No entanto, num momento que associa-se a praxe a assassinos sociopatas que faz o "Das Experiment" parecer uma brincadeira de crianças, o que perante os relatos que por aí se ouvem não parece estar longe da verdade, gostava de dar o meu relato sobre a minha experiência de praxe (um exercício complicado face à tendência muito natural de se dar ênfase aos aspectos positivos do passado e esquecer os negativos).
Em teoria
Em teoria, o que é muitas vezes esquecido, a praxe serve os caloiros. Parece piada, eu sei, daí o uso do termo "teoria". Adiante.
O mais notório seria o peddy paper que era organizado anualmente pela praxe para que os caloiros - muitos acabados de chegar ao Porto pela primeira vez - pudessem conhecer os pontos mais importantes da cidade. Como é óbvio esta iniciativa não é representativa da praxe e podia (e devia) ser replicada pelas associações de estudantes.
Mais representativo da praxe é a "alcunha" dada aos caloiros, que usualmente reflectem uma determinada característica física. Esta deveria desconstruir esse "defeito", retirando-lhe a carga negativa. A "humilhação" do uso dessa alcunha, como outras igualmente benignas, serviria igualmente para estabelecer um espírito de grupo entre os caloiros contra os "doutores".

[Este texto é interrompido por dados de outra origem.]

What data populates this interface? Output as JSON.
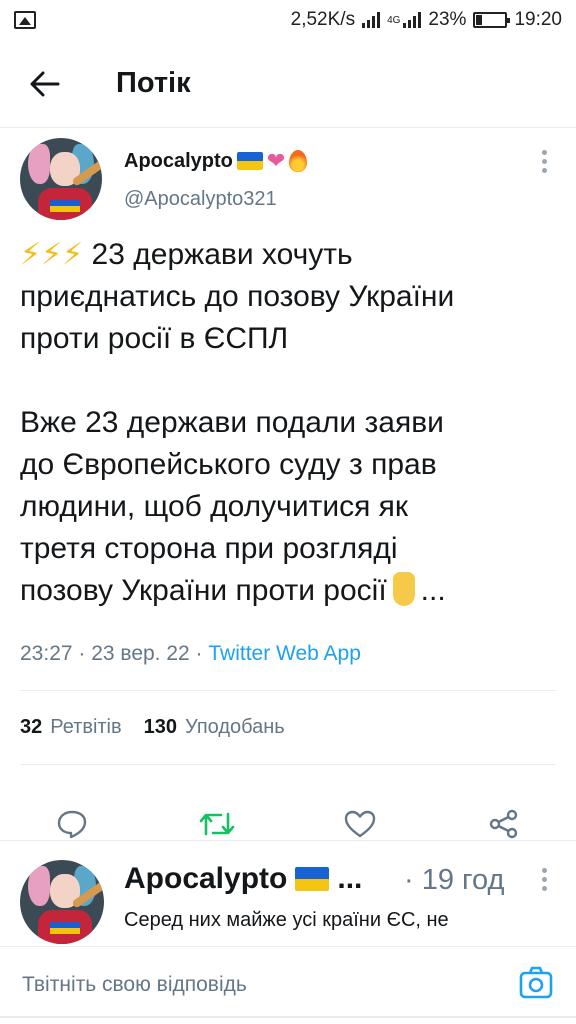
{
  "status_bar": {
    "speed": "2,52K/s",
    "network": "4G",
    "battery": "23%",
    "battery_level": 0.23,
    "time": "19:20"
  },
  "header": {
    "title": "Потік",
    "back_icon": "arrow-left-icon"
  },
  "tweet": {
    "author_name": "Apocalypto",
    "handle": "@Apocalypto321",
    "lines_para1": [
      "23 держави хочуть",
      "приєднатись до позову України",
      "проти росії в ЄСПЛ"
    ],
    "bolts": "⚡⚡⚡",
    "lines_para2": [
      "Вже 23 держави подали заяви",
      "до Європейського суду з прав",
      "людини, щоб долучитися як",
      "третя сторона при розгляді",
      "позову України проти росії"
    ],
    "ellipsis": "...",
    "time": "23:27 · 23 вер. 22 · ",
    "source": "Twitter Web App",
    "retweets_count": "32",
    "retweets_label": "Ретвітів",
    "likes_count": "130",
    "likes_label": "Уподобань",
    "colors": {
      "accent": "#1da1f2",
      "retweet": "#17bf63",
      "muted": "#657786"
    }
  },
  "reply": {
    "author_name": "Apocalypto",
    "truncation": "...",
    "time": "· 19 год",
    "text": "Серед них майже усі країни ЄС, не"
  },
  "reply_bar": {
    "placeholder": "Твітніть свою відповідь",
    "camera_icon": "camera-icon"
  }
}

A praxe seria também um rito de passagem da juventude para a idade adulta: a "derradeira oportunidade" de se fazerem parvoíces em público.
Na prática
Na prática e na maior parte das vezes a praxe está ao serviço dos "doutores". Uns estão à procura de namoro. Outros, os mais perigosos, levam a praxe e eles próprios demasiado a sério: nada surpreendente para miúdos de 20 e poucos anos que estão pela primeira vez em contacto com uma situação real de poder (vd. "Das experiment").
Por outro lado, a praxe degrada-se porque sofre de um dos problema das falsas tradições: repetem acriticamente um comportamento apenas por que este existe no passado. A tradição pela tradição.
Conclusão
Ao contrário dos mitos dos defensores da praxe, esta não cria amizades, não integra - com efeito, do meu grupo de amigos (amigos mesmo) da faculdade, somente metade estiveram na praxe; estes nunca se sentiram excluídos nem foram coagidos a fazer parte.
É simplesmente uma carolice que serve ou devia servir para dar umas gargalhadas não à custa dos caloiros, mas com estes; não um conjunto de provas para serem superadas, com vista a ser alcançado o "lugar de doutor".
Tudo para além disto é abuso sem sentido.